Por Pe. Matias Soares
Pároco da Paróquia de Santo Afonso Maria de Ligório - Conj. Mirassol - Natal
O tema da meditação tem por base a passagem do evangelho de São Marcos (cf. 10, 21). Sempre fico maravilhado com esta passagem em que Jesus dialoga com o homem rico, que o busca porque deseja a ‘vida eterna’. Penso ser duas questões existenciais que estão permanentemente nos anseios pelo sentido da vida de todos os seres humanos. A mentalidade moderna, muito bem representada pelos mestres da suspeita – S. Freud, K. Marx, F. Nietzsche e L. Feuerbach – em seu afã de relativização das possibilidades de Deus, não conseguiu tirar a dimensão religiosa da humanidade, que continua a ter um papel identitário imprescindível no processo civilizatório pós-moderno. O caminho do transcendente continua a ser percorrido pelas pessoas. O paradigma do religioso não foi sufocado pela tecnocracia moderna. O humano continua a ter uma subjetividade e, com ela, muitas possibilidades de escolhas, horizontes e percepções são constatadas. Essa abertura estrutural ao transcendente faz com que o religioso tenha um sentido e seja necessário ao humano.

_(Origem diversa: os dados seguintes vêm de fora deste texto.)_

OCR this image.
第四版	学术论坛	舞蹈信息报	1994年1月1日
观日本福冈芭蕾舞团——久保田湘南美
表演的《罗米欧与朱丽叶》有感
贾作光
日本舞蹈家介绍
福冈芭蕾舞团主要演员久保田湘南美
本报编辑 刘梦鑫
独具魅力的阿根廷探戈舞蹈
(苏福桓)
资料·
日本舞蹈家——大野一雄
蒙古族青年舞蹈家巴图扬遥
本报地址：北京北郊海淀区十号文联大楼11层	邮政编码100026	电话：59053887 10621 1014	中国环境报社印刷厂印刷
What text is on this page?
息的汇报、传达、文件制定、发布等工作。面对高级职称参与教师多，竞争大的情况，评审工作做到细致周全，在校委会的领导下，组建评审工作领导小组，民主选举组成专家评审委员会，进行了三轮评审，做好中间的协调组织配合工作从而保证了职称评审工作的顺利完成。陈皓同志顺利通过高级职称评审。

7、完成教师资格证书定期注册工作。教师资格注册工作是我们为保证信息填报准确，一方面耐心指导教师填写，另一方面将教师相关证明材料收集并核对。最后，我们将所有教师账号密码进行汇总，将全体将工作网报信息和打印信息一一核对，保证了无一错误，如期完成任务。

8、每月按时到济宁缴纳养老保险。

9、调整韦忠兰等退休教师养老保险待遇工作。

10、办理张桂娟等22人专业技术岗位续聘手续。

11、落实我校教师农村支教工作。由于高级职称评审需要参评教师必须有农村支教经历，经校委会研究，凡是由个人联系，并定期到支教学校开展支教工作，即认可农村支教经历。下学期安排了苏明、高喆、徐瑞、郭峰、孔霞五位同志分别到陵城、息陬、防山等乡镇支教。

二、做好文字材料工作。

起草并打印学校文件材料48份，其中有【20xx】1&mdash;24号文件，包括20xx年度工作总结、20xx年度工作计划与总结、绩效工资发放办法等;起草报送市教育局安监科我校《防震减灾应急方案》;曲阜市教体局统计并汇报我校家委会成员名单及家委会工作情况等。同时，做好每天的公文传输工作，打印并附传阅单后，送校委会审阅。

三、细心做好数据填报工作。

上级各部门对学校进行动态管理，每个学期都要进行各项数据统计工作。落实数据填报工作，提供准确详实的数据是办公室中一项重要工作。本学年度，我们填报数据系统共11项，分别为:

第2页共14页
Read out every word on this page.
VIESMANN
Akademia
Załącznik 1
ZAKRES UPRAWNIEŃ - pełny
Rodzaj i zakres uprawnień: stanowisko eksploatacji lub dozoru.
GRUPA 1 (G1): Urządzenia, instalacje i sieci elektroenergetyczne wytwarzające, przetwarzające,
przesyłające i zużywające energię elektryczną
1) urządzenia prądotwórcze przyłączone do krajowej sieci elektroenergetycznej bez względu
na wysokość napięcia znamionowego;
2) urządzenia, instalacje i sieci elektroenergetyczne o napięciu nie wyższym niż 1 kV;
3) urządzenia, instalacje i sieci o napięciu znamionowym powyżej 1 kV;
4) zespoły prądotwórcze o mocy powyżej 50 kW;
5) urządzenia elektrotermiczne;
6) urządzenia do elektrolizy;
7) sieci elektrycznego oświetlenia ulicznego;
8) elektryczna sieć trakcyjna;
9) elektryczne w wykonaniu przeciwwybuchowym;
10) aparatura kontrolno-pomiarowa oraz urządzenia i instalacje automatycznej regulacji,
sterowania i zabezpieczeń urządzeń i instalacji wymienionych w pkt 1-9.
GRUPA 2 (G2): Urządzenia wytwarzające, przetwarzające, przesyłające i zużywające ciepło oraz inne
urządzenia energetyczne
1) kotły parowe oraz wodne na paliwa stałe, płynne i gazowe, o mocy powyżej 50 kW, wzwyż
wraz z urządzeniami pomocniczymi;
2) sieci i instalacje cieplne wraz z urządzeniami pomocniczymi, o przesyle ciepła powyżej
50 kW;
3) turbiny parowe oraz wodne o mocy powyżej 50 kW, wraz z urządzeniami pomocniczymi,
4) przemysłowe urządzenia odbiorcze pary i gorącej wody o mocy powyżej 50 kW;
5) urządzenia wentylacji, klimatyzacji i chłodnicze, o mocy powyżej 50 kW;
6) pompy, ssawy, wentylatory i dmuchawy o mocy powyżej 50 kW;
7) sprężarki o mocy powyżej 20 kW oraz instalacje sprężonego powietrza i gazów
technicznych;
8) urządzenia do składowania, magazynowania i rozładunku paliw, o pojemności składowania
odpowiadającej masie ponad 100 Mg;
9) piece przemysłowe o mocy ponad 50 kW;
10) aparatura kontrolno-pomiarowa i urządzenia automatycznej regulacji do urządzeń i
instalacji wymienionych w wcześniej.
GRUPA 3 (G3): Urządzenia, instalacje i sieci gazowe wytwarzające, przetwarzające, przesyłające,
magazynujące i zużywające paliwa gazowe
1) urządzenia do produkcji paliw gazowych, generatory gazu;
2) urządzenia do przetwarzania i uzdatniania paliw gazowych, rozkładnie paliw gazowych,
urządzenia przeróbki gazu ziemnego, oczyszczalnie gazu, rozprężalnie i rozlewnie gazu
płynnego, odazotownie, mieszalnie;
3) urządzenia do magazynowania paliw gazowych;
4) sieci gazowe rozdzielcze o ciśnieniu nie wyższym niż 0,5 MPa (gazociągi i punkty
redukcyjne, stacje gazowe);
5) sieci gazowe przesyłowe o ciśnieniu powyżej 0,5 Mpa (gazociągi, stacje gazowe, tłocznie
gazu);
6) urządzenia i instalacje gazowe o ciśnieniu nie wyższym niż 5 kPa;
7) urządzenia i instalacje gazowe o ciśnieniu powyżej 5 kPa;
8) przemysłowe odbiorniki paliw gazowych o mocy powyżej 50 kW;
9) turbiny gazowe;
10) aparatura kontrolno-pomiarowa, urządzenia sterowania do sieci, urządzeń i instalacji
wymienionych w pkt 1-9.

A encíclica do Papa Francisco – Dilexit nos – encontra eco nessa busca incessante da pessoa humana pelo ‘totalmente outro’. A mística cristã e as outras manifestações religiosas do mundo entendem essa vontade humana do divino. Num mundo marcado pelas respostas imediatas aos desejos existenciais da humanidade, “é necessário recuperar a importância do coração quando nos assalta a tentação da superficialidade, de viver apressadamente sem saber bem para quê, de nos tornarmos consumistas insaciáveis e escravos na engrenagem de um mercado que não se interessa pelo sentido da nossa existência” (cf. Dilexit nos, 2). A experiência religiosa também pode entrar nessa lógica mundana, com atitudes e métodos que alienam e servem como instrumento de manipulação das pessoas, abusos espirituais que oprimem, domesticam e exploram a boa-fé, principalmente a dos mais ‘pobres dos pobres’.

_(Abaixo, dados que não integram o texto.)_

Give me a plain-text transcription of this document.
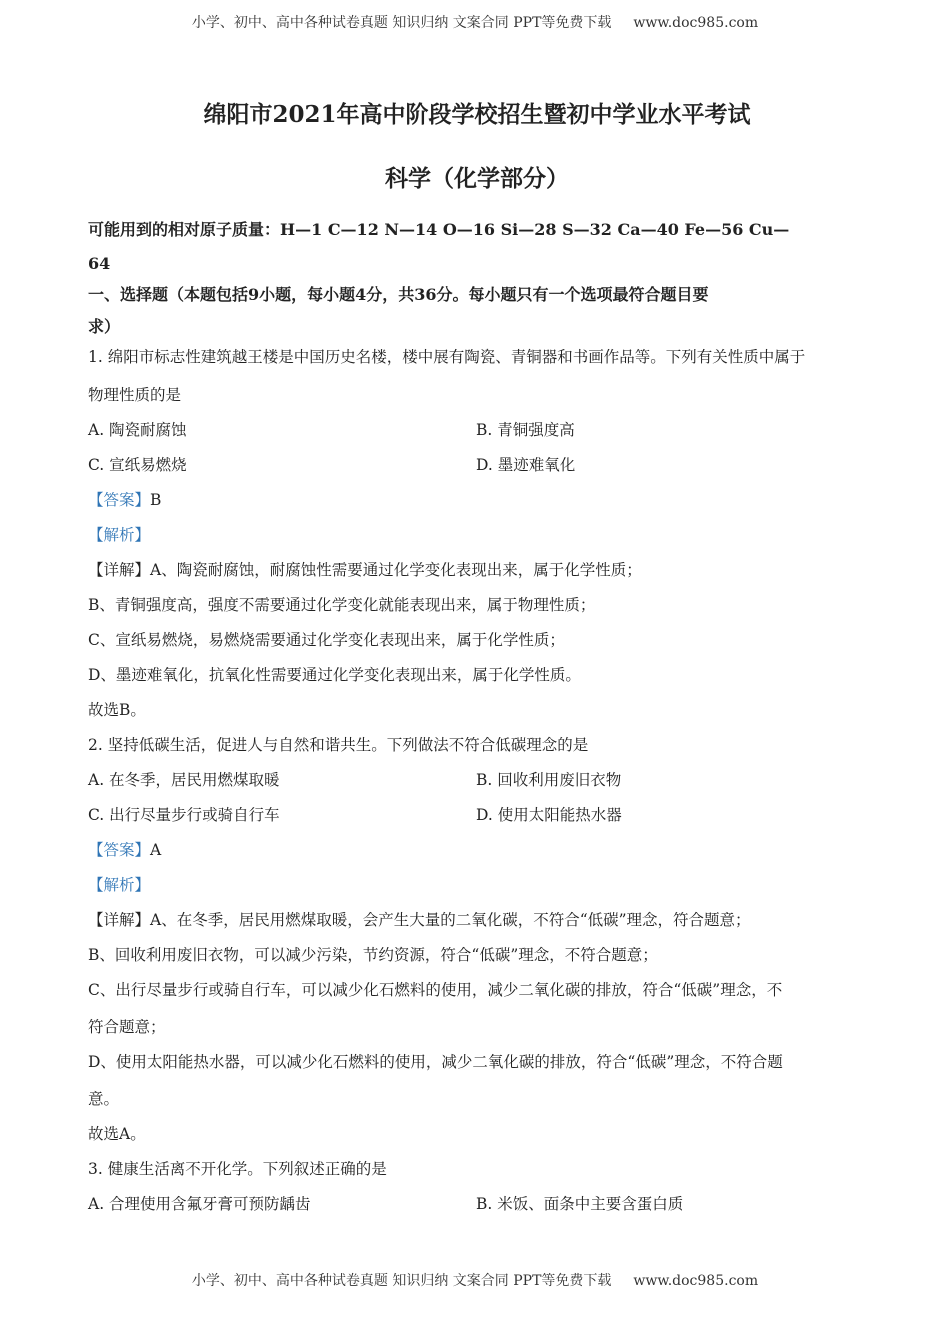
小学、初中、高中各种试卷真题 知识归纳 文案合同 PPT等免费下载 www.doc985.com
绵阳市2021年高中阶段学校招生暨初中学业水平考试
科学（化学部分）
可能用到的相对原子质量：H—1 C—12 N—14 O—16 Si—28 S—32 Ca—40 Fe—56 Cu—
64
一、选择题（本题包括9小题，每小题4分，共36分。每小题只有一个选项最符合题目要
求）
1. 绵阳市标志性建筑越王楼是中国历史名楼，楼中展有陶瓷、青铜器和书画作品等。下列有关性质中属于
物理性质的是
A. 陶瓷耐腐蚀	B. 青铜强度高
C. 宣纸易燃烧	D. 墨迹难氧化
【答案】B
【解析】
【详解】A、陶瓷耐腐蚀，耐腐蚀性需要通过化学变化表现出来，属于化学性质；
B、青铜强度高，强度不需要通过化学变化就能表现出来，属于物理性质；
C、宣纸易燃烧，易燃烧需要通过化学变化表现出来，属于化学性质；
D、墨迹难氧化，抗氧化性需要通过化学变化表现出来，属于化学性质。
故选B。
2. 坚持低碳生活，促进人与自然和谐共生。下列做法不符合低碳理念的是
A. 在冬季，居民用燃煤取暖	B. 回收利用废旧衣物
C. 出行尽量步行或骑自行车	D. 使用太阳能热水器
【答案】A
【解析】
【详解】A、在冬季，居民用燃煤取暖，会产生大量的二氧化碳，不符合“低碳”理念，符合题意；
B、回收利用废旧衣物，可以减少污染，节约资源，符合“低碳”理念，不符合题意；
C、出行尽量步行或骑自行车，可以减少化石燃料的使用，减少二氧化碳的排放，符合“低碳”理念，不
符合题意；
D、使用太阳能热水器，可以减少化石燃料的使用，减少二氧化碳的排放，符合“低碳”理念，不符合题
意。
故选A。
3. 健康生活离不开化学。下列叙述正确的是
A. 合理使用含氟牙膏可预防龋齿	B. 米饭、面条中主要含蛋白质
小学、初中、高中各种试卷真题 知识归纳 文案合同 PPT等免费下载 www.doc985.com
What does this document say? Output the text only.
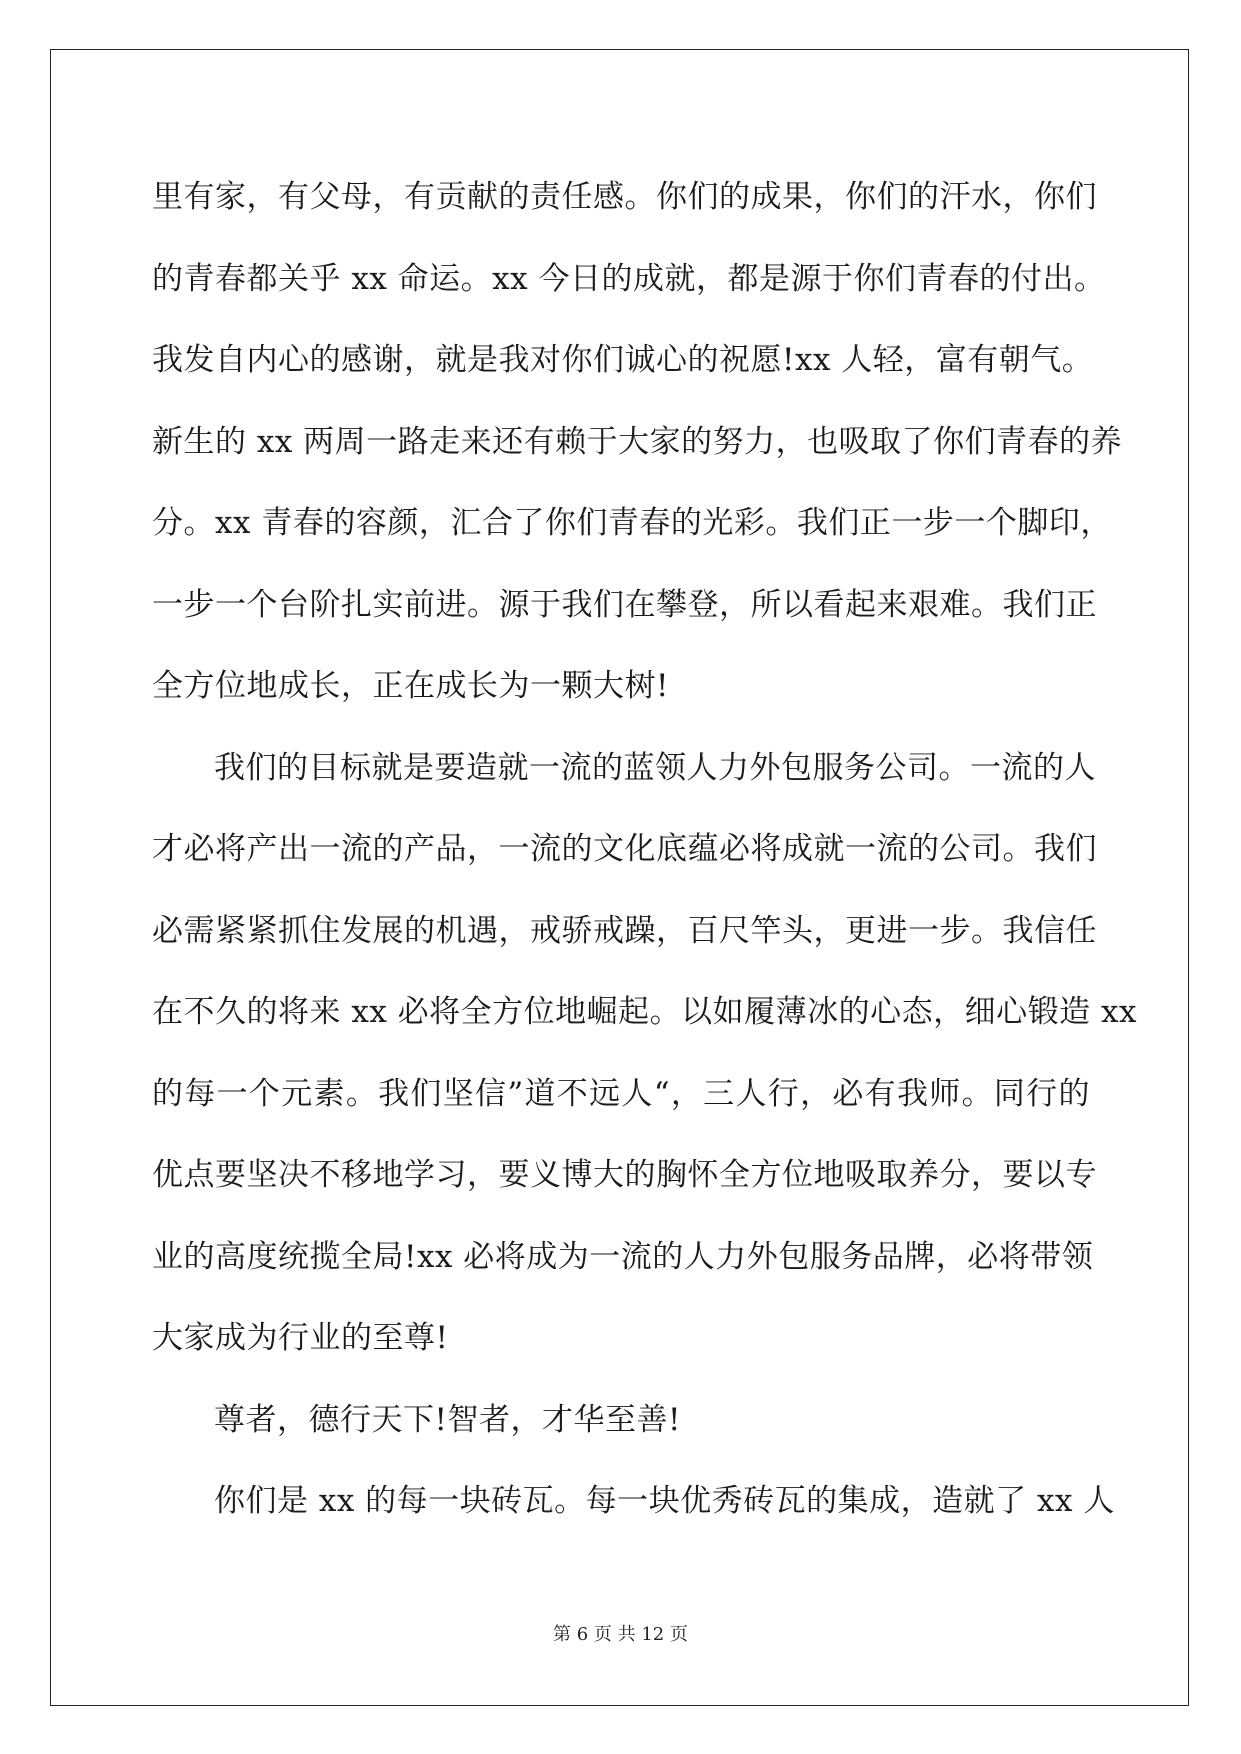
里有家，有父母，有贡献的责任感。你们的成果，你们的汗水，你们
的青春都关乎 xx 命运。xx 今日的成就，都是源于你们青春的付出。
我发自内心的感谢，就是我对你们诚心的祝愿!xx 人轻，富有朝气。
新生的 xx 两周一路走来还有赖于大家的努力，也吸取了你们青春的养
分。xx 青春的容颜，汇合了你们青春的光彩。我们正一步一个脚印，
一步一个台阶扎实前进。源于我们在攀登，所以看起来艰难。我们正
全方位地成长，正在成长为一颗大树!
我们的目标就是要造就一流的蓝领人力外包服务公司。一流的人
才必将产出一流的产品，一流的文化底蕴必将成就一流的公司。我们
必需紧紧抓住发展的机遇，戒骄戒躁，百尺竿头，更进一步。我信任
在不久的将来 xx 必将全方位地崛起。以如履薄冰的心态，细心锻造 xx
的每一个元素。我们坚信”道不远人“，三人行，必有我师。同行的
优点要坚决不移地学习，要义博大的胸怀全方位地吸取养分，要以专
业的高度统揽全局!xx 必将成为一流的人力外包服务品牌，必将带领
大家成为行业的至尊!
尊者，德行天下!智者，才华至善!
你们是 xx 的每一块砖瓦。每一块优秀砖瓦的集成，造就了 xx 人
第 6 页 共 12 页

A religião cristã tem que ter o olhar de Jesus para aqueles que o procuram e, por isso, são olhados com amor. A carta do pontífice sobre “o amor humano e divino do coração de Jesus Cristo” é uma proposta da urgência da globalização do amor e da sua catolicidade - universalidade. Cabe aqui chamar em causa dois dos quatro princípios evocados por Francisco, a saber: “a unidade prevalece sobre o conflito e o todo é superior à parte” (cf. Evangelii Gaudium, 226-230; 234-237). Sem o amor, a humanidade torna-se refém das suas paixões e irracionalidades. Daí surgem os conflitos e polarizações de todos os tipos. O que Francisco propõe às pessoas, tratando do modo de amar de Jesus, é que todos aprendam a amar como Ele amou, pois não há maior amor do que o Daquele que doa a vida (cf. Jo 15,13). Nele, o amor encarna-se. Não é mais uma ideia. Passa a ser um estilo único e universal de amar. Dessa forma, o cristianismo passa a ser mais do que uma religião. Partindo do coração do evangelho, poderemos nos tornar capazes de passar do desejo do outro para a própria satisfação à forma divina, revelada em Jesus Cristo, de amar integralmente para integrar a humanidade na fraternidade (cf. Fratelli Tutti).

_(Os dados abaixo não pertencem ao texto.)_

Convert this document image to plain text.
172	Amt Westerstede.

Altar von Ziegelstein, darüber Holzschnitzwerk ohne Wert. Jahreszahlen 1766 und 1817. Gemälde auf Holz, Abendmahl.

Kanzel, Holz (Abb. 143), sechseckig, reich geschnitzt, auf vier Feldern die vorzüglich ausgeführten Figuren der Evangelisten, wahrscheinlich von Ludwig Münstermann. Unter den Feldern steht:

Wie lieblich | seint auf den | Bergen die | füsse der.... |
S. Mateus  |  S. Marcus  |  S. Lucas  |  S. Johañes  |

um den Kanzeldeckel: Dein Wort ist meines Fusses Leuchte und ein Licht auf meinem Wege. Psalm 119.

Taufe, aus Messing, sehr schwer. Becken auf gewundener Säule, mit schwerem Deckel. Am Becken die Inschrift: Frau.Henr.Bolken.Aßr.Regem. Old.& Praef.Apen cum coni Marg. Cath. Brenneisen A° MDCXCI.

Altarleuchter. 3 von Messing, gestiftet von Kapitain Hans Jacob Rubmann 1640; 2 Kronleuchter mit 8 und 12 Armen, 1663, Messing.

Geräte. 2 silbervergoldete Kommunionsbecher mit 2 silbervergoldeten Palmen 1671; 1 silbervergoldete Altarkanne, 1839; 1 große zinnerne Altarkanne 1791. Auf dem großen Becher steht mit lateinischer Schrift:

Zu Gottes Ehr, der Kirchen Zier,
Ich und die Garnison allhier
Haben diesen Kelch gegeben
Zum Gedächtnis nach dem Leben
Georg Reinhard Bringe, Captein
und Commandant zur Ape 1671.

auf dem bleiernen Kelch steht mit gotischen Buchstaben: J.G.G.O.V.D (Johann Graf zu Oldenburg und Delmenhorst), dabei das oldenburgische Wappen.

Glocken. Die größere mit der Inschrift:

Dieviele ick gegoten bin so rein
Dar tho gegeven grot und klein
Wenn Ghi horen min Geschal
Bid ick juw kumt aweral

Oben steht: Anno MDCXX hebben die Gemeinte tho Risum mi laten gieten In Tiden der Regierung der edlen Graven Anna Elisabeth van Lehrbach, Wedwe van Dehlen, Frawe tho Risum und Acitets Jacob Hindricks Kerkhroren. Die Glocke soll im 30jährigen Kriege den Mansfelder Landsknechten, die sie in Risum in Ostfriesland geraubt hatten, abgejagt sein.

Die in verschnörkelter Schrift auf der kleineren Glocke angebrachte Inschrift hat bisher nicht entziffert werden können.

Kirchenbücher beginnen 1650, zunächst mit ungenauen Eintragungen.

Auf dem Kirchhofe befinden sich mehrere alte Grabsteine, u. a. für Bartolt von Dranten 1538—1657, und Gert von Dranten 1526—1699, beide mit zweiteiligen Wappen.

A humanidade necessita ser olhada por este amor e esse é o percurso a ser seguido por cada discípulo de Jesus Cristo. A encíclica sobre o sagrado coração de Jesus é um ensinamento sobre o amor. É uma carta que, colocada no contexto hipermoderno de relações líquidas e hiperconectadas, pode ser um guia de espiritualidade para os nossos tempos. O que é essencial ao cristianismo passa pelo reconhecimento do que é próprio do Seu coração. Quando houve o afastamento desta sensibilidade, o cristianismo foi objeto das tentativas de desconstruções, como a modernidade propôs. Por isso, esse modo de contemplar a face dos outros, com suas verdades e dignidades, é o que nos fará semelhante a Jesus Cristo, que soube olhar a todos com amor. Assim o seja!